The central Arkansas spill caused by Exxon’s aging Pegasus pipeline has reportedly unleashed 10,000 barrels of Canadian heavy crude – but a technicality says it’s not oil, letting the energy giant off the hook from paying into a national cleanup fund.
Legally speaking, diluted bitumen like the heavy crude that’s overrun Mayflower, Arkansas, is not classified as ‘oil’. And it’s that very distinction that exempts Exxon from contributing to the government’s oil spillage cleanup fund.
22 people were evacuated forced into hotels, with thousands of “oily like” barrels swarming the streets in an Arkansas town. This left many outraged as many didn’t even know the town of Mayflower had a pipeline.
Here’s what a resident told RT:
RT: Have there been any local protests against ExxonMobil regarding the spill? How are Mayflower residents reacting?
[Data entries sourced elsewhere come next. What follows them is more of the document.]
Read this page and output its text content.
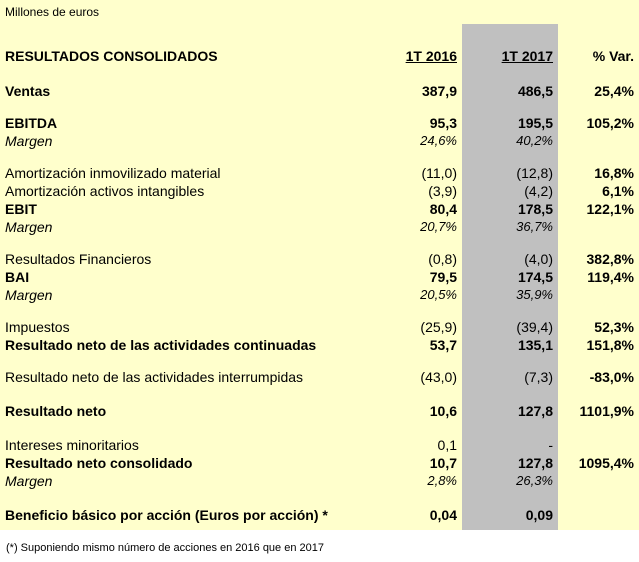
Millones de euros
RESULTADOS CONSOLIDADOS	1T 2016	1T 2017	% Var.

Ventas	387,9	486,5	25,4%

EBITDA	95,3	195,5	105,2%
Margen	24,6%	40,2%	

Amortización inmovilizado material	(11,0)	(12,8)	16,8%
Amortización activos intangibles	(3,9)	(4,2)	6,1%
EBIT	80,4	178,5	122,1%
Margen	20,7%	36,7%	

Resultados Financieros	(0,8)	(4,0)	382,8%
BAI	79,5	174,5	119,4%
Margen	20,5%	35,9%	

Impuestos	(25,9)	(39,4)	52,3%
Resultado neto de las actividades continuadas	53,7	135,1	151,8%

Resultado neto de las actividades interrumpidas	(43,0)	(7,3)	-83,0%

Resultado neto	10,6	127,8	1101,9%

Intereses minoritarios	0,1	-	
Resultado neto consolidado	10,7	127,8	1095,4%
Margen	2,8%	26,3%	

Beneficio básico por acción (Euros por acción) *	0,04	0,09	

(*) Suponiendo mismo número de acciones en 2016 que en 2017
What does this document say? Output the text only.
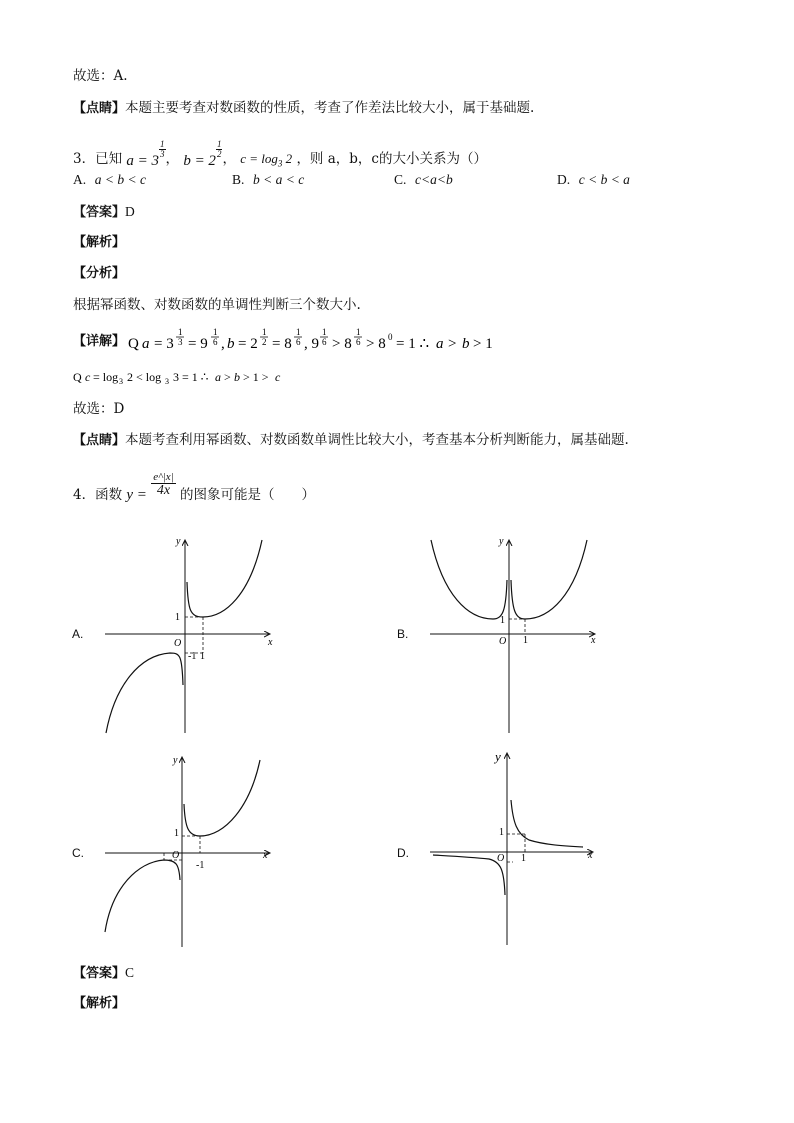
故选：A.
【点睛】本题主要考查对数函数的性质，考查了作差法比较大小，属于基础题.
3．已知 a = 3
$^{\frac{1}{3}}$ ， b = 2
$^{\frac{1}{2}}$ ， $c = \log_3 2$ ，则 a，b，c的大小关系为（）
A. a < b < c	B. b < a < c	C. c<a<b	D. c < b < a
【答案】D
【解析】
【分析】
根据幂函数、对数函数的单调性判断三个数大小.
【详解】 Q a = 3
1
3 = 9
1
6 , b = 2
1
2 = 8
1
6 , 9
1
6 > 8
1
6 > 8 0 = 1 ∴ a > b > 1
Q c = log 3 2 < log 3 3 = 1 ∴ a > b > 1 > c
故选：D
【点睛】本题考查利用幂函数、对数函数单调性比较大小，考查基本分析判断能力，属基础题.
4．函数 $y = \frac{e\^{}|x|}{4x}$ 的图象可能是（　　）
A.
x
y
O
1
1
-1
B.	x
y
O
1
1
C.	x
y
O
1
-1
D.	x
y
O
1
1
【答案】C
【解析】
CH: There is some anger. There was some shock in the community. A lot of people weren’t even aware that the pipeline ran through the area. There was a community meeting on Saturday afternoon with some Exxon officials present, and there was a lot of frustration shown at the meeting. Very few answers were given, and the people in attendance were quite angry.
However, Exxon has come out to say they will pay for the clean up costs that flooded the Mayflower streets, killing four ducks and forcing over 20 evacuations. They also denied any claim that they were never going to clean up the spill.
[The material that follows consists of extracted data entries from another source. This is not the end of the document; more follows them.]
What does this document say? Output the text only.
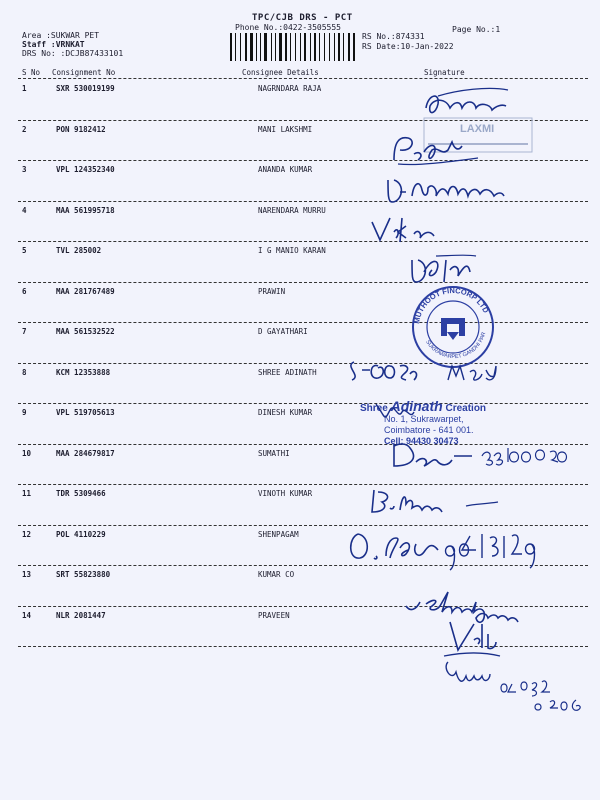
TPC/CJB DRS - PCT
Phone No.:0422-3505555	Page No.:1
Area :SUKWAR PET
Staff :VRNKAT
DRS No: :DCJB87433101
RS No.:874331
RS Date:10-Jan-2022
S No Consignment No	Consignee Details	Signature
1	SXR 530019199	NAGRNDARA RAJA
2	PON 9182412	MANI LAKSHMI
3	VPL 124352340	ANANDA KUMAR
4	MAA 561995718	NARENDARA MURRU
5	TVL 285002	I G MANIO KARAN
6	MAA 281767489	PRAWIN
7	MAA 561532522	D GAYATHARI
8	KCM 12353888	SHREE ADINATH
9	VPL 519705613	DINESH KUMAR
10	MAA 284679817	SUMATHI
11	TDR 5309466	VINOTH KUMAR
12	POL 4110229	SHENPAGAM
13	SRT 55823880	KUMAR CO
14	NLR 2081447	PRAVEEN
LAXMI
MUTHOOT FINCORP LTD
SUKRAWARPET GANDHI PARK
Shree Adinath Creation
No. 1, Sukrawarpet,
Coimbatore - 641 001.
Cell: 94430 30473
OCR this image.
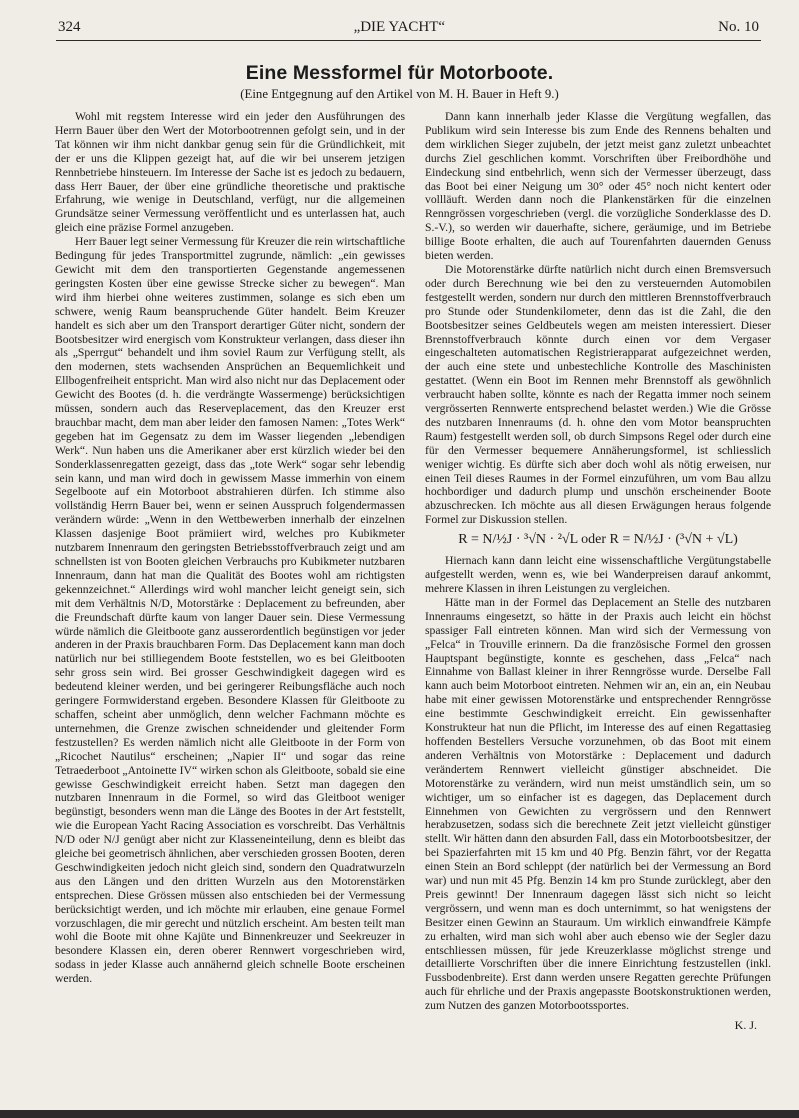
324	„DIE YACHT“	No. 10
Eine Messformel für Motorboote.
(Eine Entgegnung auf den Artikel von M. H. Bauer in Heft 9.)

Wohl mit regstem Interesse wird ein jeder den Ausführungen des Herrn Bauer über den Wert der Motorbootrennen gefolgt sein, und in der Tat können wir ihm nicht dankbar genug sein für die Gründlichkeit, mit der er uns die Klippen gezeigt hat, auf die wir bei unserem jetzigen Rennbetriebe hinsteuern. Im Interesse der Sache ist es jedoch zu bedauern, dass Herr Bauer, der über eine gründliche theoretische und praktische Erfahrung, wie wenige in Deutschland, verfügt, nur die allgemeinen Grundsätze seiner Vermessung veröffentlicht und es unterlassen hat, auch gleich eine präzise Formel anzugeben.

Herr Bauer legt seiner Vermessung für Kreuzer die rein wirtschaftliche Bedingung für jedes Transportmittel zugrunde, nämlich: „ein gewisses Gewicht mit dem den transportierten Gegenstande angemessenen geringsten Kosten über eine gewisse Strecke sicher zu bewegen“. Man wird ihm hierbei ohne weiteres zustimmen, solange es sich eben um schwere, wenig Raum beanspruchende Güter handelt. Beim Kreuzer handelt es sich aber um den Transport derartiger Güter nicht, sondern der Bootsbesitzer wird energisch vom Konstrukteur verlangen, dass dieser ihn als „Sperrgut“ behandelt und ihm soviel Raum zur Verfügung stellt, als den modernen, stets wachsenden Ansprüchen an Bequemlichkeit und Ellbogenfreiheit entspricht. Man wird also nicht nur das Deplacement oder Gewicht des Bootes (d. h. die verdrängte Wassermenge) berücksichtigen müssen, sondern auch das Reserveplacement, das den Kreuzer erst brauchbar macht, dem man aber leider den famosen Namen: „Totes Werk“ gegeben hat im Gegensatz zu dem im Wasser liegenden „lebendigen Werk“. Nun haben uns die Amerikaner aber erst kürzlich wieder bei den Sonderklassenregatten gezeigt, dass das „tote Werk“ sogar sehr lebendig sein kann, und man wird doch in gewissem Masse immerhin von einem Segelboote auf ein Motorboot abstrahieren dürfen. Ich stimme also vollständig Herrn Bauer bei, wenn er seinen Ausspruch folgendermassen verändern würde: „Wenn in den Wettbewerben innerhalb der einzelnen Klassen dasjenige Boot prämiiert wird, welches pro Kubikmeter nutzbarem Innenraum den geringsten Betriebsstoffverbrauch zeigt und am schnellsten ist von Booten gleichen Verbrauchs pro Kubikmeter nutzbaren Innenraum, dann hat man die Qualität des Bootes wohl am richtigsten gekennzeichnet.“ Allerdings wird wohl mancher leicht geneigt sein, sich mit dem Verhältnis N/D, Motorstärke : Deplacement zu befreunden, aber die Freundschaft dürfte kaum von langer Dauer sein. Diese Vermessung würde nämlich die Gleitboote ganz ausserordentlich begünstigen vor jeder anderen in der Praxis brauchbaren Form. Das Deplacement kann man doch natürlich nur bei stilliegendem Boote feststellen, wo es bei Gleitbooten sehr gross sein wird. Bei grosser Geschwindigkeit dagegen wird es bedeutend kleiner werden, und bei geringerer Reibungsfläche auch noch geringere Formwiderstand ergeben. Besondere Klassen für Gleitboote zu schaffen, scheint aber unmöglich, denn welcher Fachmann möchte es unternehmen, die Grenze zwischen schneidender und gleitender Form festzustellen? Es werden nämlich nicht alle Gleitboote in der Form von „Ricochet Nautilus“ erscheinen; „Napier II“ und sogar das reine Tetraederboot „Antoinette IV“ wirken schon als Gleitboote, sobald sie eine gewisse Geschwindigkeit erreicht haben. Setzt man dagegen den nutzbaren Innenraum in die Formel, so wird das Gleitboot weniger begünstigt, besonders wenn man die Länge des Bootes in der Art feststellt, wie die European Yacht Racing Association es vorschreibt. Das Verhältnis N/D oder N/J genügt aber nicht zur Klasseneinteilung, denn es bleibt das gleiche bei geometrisch ähnlichen, aber verschieden grossen Booten, deren Geschwindigkeiten jedoch nicht gleich sind, sondern den Quadratwurzeln aus den Längen und den dritten Wurzeln aus den Motorenstärken entsprechen. Diese Grössen müssen also entschieden bei der Vermessung berücksichtigt werden, und ich möchte mir erlauben, eine genaue Formel vorzuschlagen, die mir gerecht und nützlich erscheint. Am besten teilt man wohl die Boote mit ohne Kajüte und Binnenkreuzer und Seekreuzer in besondere Klassen ein, deren oberer Rennwert vorgeschrieben wird, sodass in jeder Klasse auch annähernd gleich schnelle Boote erscheinen werden.

Dann kann innerhalb jeder Klasse die Vergütung wegfallen, das Publikum wird sein Interesse bis zum Ende des Rennens behalten und dem wirklichen Sieger zujubeln, der jetzt meist ganz zuletzt unbeachtet durchs Ziel geschlichen kommt. Vorschriften über Freibordhöhe und Eindeckung sind entbehrlich, wenn sich der Vermesser überzeugt, dass das Boot bei einer Neigung um 30° oder 45° noch nicht kentert oder vollläuft. Werden dann noch die Plankenstärken für die einzelnen Renngrössen vorgeschrieben (vergl. die vorzügliche Sonderklasse des D. S.-V.), so werden wir dauerhafte, sichere, geräumige, und im Betriebe billige Boote erhalten, die auch auf Tourenfahrten dauernden Genuss bieten werden.

Die Motorenstärke dürfte natürlich nicht durch einen Bremsversuch oder durch Berechnung wie bei den zu versteuernden Automobilen festgestellt werden, sondern nur durch den mittleren Brennstoffverbrauch pro Stunde oder Stundenkilometer, denn das ist die Zahl, die den Bootsbesitzer seines Geldbeutels wegen am meisten interessiert. Dieser Brennstoffverbrauch könnte durch einen vor dem Vergaser eingeschalteten automatischen Registrierapparat aufgezeichnet werden, der auch eine stete und unbestechliche Kontrolle des Maschinisten gestattet. (Wenn ein Boot im Rennen mehr Brennstoff als gewöhnlich verbraucht haben sollte, könnte es nach der Regatta immer noch seinem vergrösserten Rennwerte entsprechend belastet werden.) Wie die Grösse des nutzbaren Innenraums (d. h. ohne den vom Motor beanspruchten Raum) festgestellt werden soll, ob durch Simpsons Regel oder durch eine für den Vermesser bequemere Annäherungsformel, ist schliesslich weniger wichtig. Es dürfte sich aber doch wohl als nötig erweisen, nur einen Teil dieses Raumes in der Formel einzuführen, um vom Bau allzu hochbordiger und dadurch plump und unschön erscheinender Boote abzuschrecken. Ich möchte aus all diesen Erwägungen heraus folgende Formel zur Diskussion stellen.

R = N/½J · ³√N · ²√L oder R = N/½J · (³√N + √L)

Hiernach kann dann leicht eine wissenschaftliche Vergütungstabelle aufgestellt werden, wenn es, wie bei Wanderpreisen darauf ankommt, mehrere Klassen in ihren Leistungen zu vergleichen.

Hätte man in der Formel das Deplacement an Stelle des nutzbaren Innenraums eingesetzt, so hätte in der Praxis auch leicht ein höchst spassiger Fall eintreten können. Man wird sich der Vermessung von „Felca“ in Trouville erinnern. Da die französische Formel den grossen Hauptspant begünstigte, konnte es geschehen, dass „Felca“ nach Einnahme von Ballast kleiner in ihrer Renngrösse wurde. Derselbe Fall kann auch beim Motorboot eintreten. Nehmen wir an, ein an, ein Neubau habe mit einer gewissen Motorenstärke und entsprechender Renngrösse eine bestimmte Geschwindigkeit erreicht. Ein gewissenhafter Konstrukteur hat nun die Pflicht, im Interesse des auf einen Regattasieg hoffenden Bestellers Versuche vorzunehmen, ob das Boot mit einem anderen Verhältnis von Motorstärke : Deplacement und dadurch verändertem Rennwert vielleicht günstiger abschneidet. Die Motorenstärke zu verändern, wird nun meist umständlich sein, um so wichtiger, um so einfacher ist es dagegen, das Deplacement durch Einnehmen von Gewichten zu vergrössern und den Rennwert herabzusetzen, sodass sich die berechnete Zeit jetzt vielleicht günstiger stellt. Wir hätten dann den absurden Fall, dass ein Motorbootsbesitzer, der bei Spazierfahrten mit 15 km und 40 Pfg. Benzin fährt, vor der Regatta einen Stein an Bord schleppt (der natürlich bei der Vermessung an Bord war) und nun mit 45 Pfg. Benzin 14 km pro Stunde zurücklegt, aber den Preis gewinnt! Der Innenraum dagegen lässt sich nicht so leicht vergrössern, und wenn man es doch unternimmt, so hat wenigstens der Besitzer einen Gewinn an Stauraum. Um wirklich einwandfreie Kämpfe zu erhalten, wird man sich wohl aber auch ebenso wie der Segler dazu entschliessen müssen, für jede Kreuzerklasse möglichst strenge und detaillierte Vorschriften über die innere Einrichtung festzustellen (inkl. Fussbodenbreite). Erst dann werden unsere Regatten gerechte Prüfungen auch für ehrliche und der Praxis angepasste Bootskonstruktionen werden, zum Nutzen des ganzen Motorbootssportes.

K. J.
Then today, according to AP, jurors in New Hampshire hit the Texas-based company, Exxon, with a $236 million in damages to fix groundwater contamination. This is by far the states largest verdict.
Even though it appears that Exxon will be paying out of their ass with clean up costs, according to the article it only represents two days profit for the company.
Fadel Gheit, managing director of oil and gas research and a senior analyst at Oppenheimer & Co., said the verdict won’t put a dent in Exxon Mobil’s bottom line.
“Exxon will probably make close to a $40 billion profit this year,” Gheit said. “That’s two days’ work.”
He said it’s no surprise that Exxon Mobil would take the state’s 10-year-old contamination lawsuit to trial, saying the company “will make you sweat for every dollar you think you’re going to get.” Company leaders view it as a matter of principle, he said.
Jurors found that Exxon Mobil was negligent in adding MTBE to its gasoline and that MTBE was a defective product. They also found Exxon Mobil liable for failing to warn distributors and consumers about its contaminating characteristics.